Se l’opinione pubblica in Russia conta poco, quella delle élite vincolate da interessi di vario ordine con l’apparato criminale che vede in Putin il suo frontman, invece, conta eccome. E qui si disvela la natura della connessione tra il regime e quest’altro secondo strato della società. Il patto criminale che legava Putin al gotha russo era fondamentalmente basato sull’indifferenza ripagata con la facoltà di poter disporre d’immense ricchezze in patria, in grado di consentire l’apertura di praterie in Occidente. “L’operazione fallimentare speciale”, però, ha infranto questo patto.

MALGRADO I FALLIMENTI NELLA GUERRA IN UCRAINA L’ELITE RUSSA È COSTRETTA A SUPPORTARE L’INIZIATIVA DI PUTIN

Nonostante i continui fallimenti riportati al fronte, l’élite russa è chiamata oggi a supportare comunque una causa rivelatasi a conti fatti rovinosa anche per loro. Sanzionati in Occidente, non tutti gli oligarchi oggi accettano che l’indifferenza diventi sudditanza. I recenti fatti di cronaca di cui sopra dimostrano quanto quelle poche ma influenti persone non siano affatto disposte a ricoprire il ruolo dei Filistei nel tempio, con Sansone.

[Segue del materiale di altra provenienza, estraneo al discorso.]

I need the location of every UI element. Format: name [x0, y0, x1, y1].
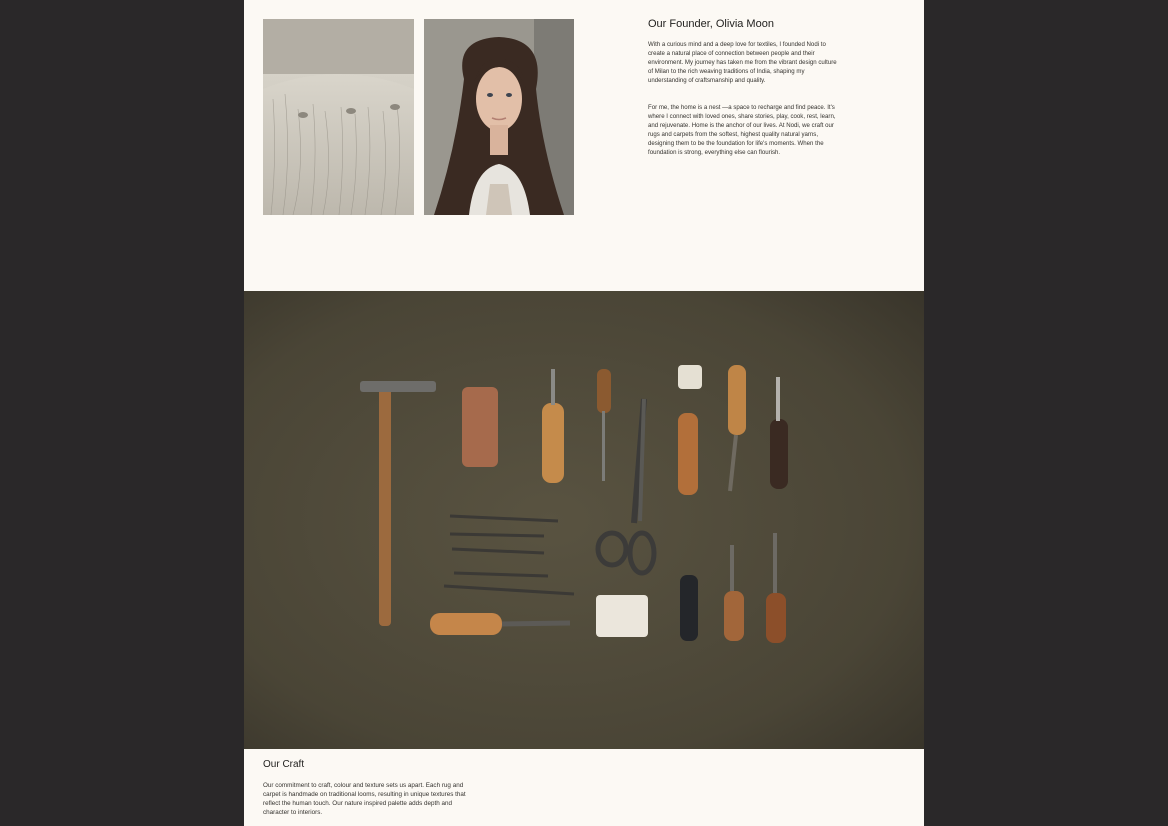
craft-paragraph: Our commitment to craft, colour and texture sets us apart. Each rug and carpet is handmade on traditional looms, resulting in unique textures that reflect the human touch. Our nature inspired palette adds depth and character to interiors. — [263, 782, 466, 816]
founder-heading: Our Founder, Olivia Moon — [648, 18, 774, 30]
craft-heading: Our Craft — [263, 759, 305, 770]
founder-paragraph-2: For me, the home is a nest —a space to recharge and find peace. It's where I connect with loved ones, share stories, play, cook, rest, learn, and rejuvenate. Home is the anchor of our lives. At Nodi, we craft our rugs and carpets from the softest, highest quality natural yarns, designing them to be the foundation for life's moments. When the foundation is strong, everything else can flourish. — [648, 104, 836, 156]
catalog-page — [244, 0, 924, 826]
yarn-photo — [263, 19, 414, 215]
founder-portrait-photo — [424, 19, 574, 215]
founder-paragraph-1: With a curious mind and a deep love for textiles, I founded Nodi to create a natural place of connection between people and their environment. My journey has taken me from the vibrant design culture of Milan to the rich weaving traditions of India, shaping my understanding of craftsmanship and quality. — [648, 41, 837, 84]
craft-tools-photo — [244, 291, 924, 749]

Abituati a parlare in soldoni, alcuni oligarchi hanno probabilmente capito che spendersi la promessa infranta da Putin sia come pagare con una moneta fuori corso, e che forse conviene scendere a più miti compromessi con le intelligence occidentali per non finire alla sbarra assieme ai criminali, che presto o tardi finiranno processati dall’Uomo ancor prima che da Dio.